It is no secret that former Secretary of State Hillary Clinton is on track to become the Democratic Party's nominee in July. If Sanders wants to take the battle to be the Democrats' nominee to the wire, he will have to do well in three caucuses scheduled for Saturday.
In pledged delegates, Clinton leads Sanders 1,223 to 920, according to Associated Press figures. When super delegates are included, Clinton runs away with the delegate count by a 1,691 to 949 margin. The magic number to clinch the nomination is 2,383 delegates.
A total of 172 delegates will be up for grabs Saturday.
1) Sanders does well in caucuses
Democrats in Hawaii, Alaska and Washington will vote in a caucus style contest. These type of contests have generally benefited Sanders as he has won seven of nine caucuses, and of Clinton's two caucus wins, only one was in a convincing manner. Meanwhile, Clinton has won 16 out of 20 primaries.

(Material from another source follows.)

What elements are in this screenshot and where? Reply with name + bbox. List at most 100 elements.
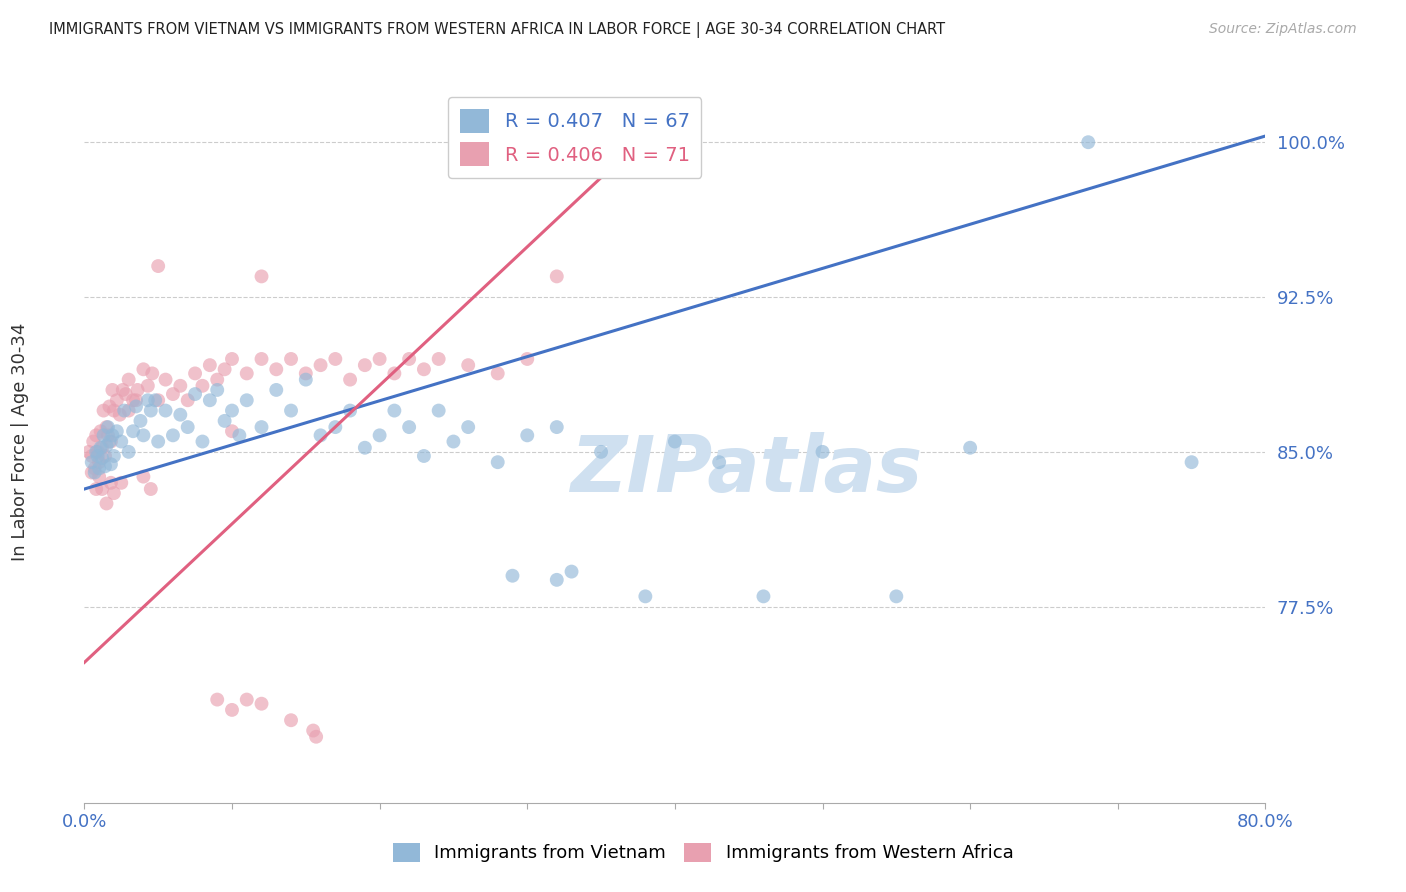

For whatever reason, Sanders has been able to turn out support at caucuses instead of primaries.
2) To gain momentum
While it can be argued the effect of momentum during the nominating process, you would rather be the candidate with momentum than the one without. Sanders was able to erase a miserable showing on March 15 when he lost five big states by winning two out of three states on Tuesday. Sanders won the states of Utah and Idaho by a nearly 60-point margin.
3) To take advantage of favorable demographics
In Alaska and Washington, the Democratic base is predominantly white, which has benefited Sanders. Exit polls have showed that Clinton has gained much of her traction with minorities. Washington is by far Saturday's biggest prize, and possibly a state Sanders will do well in.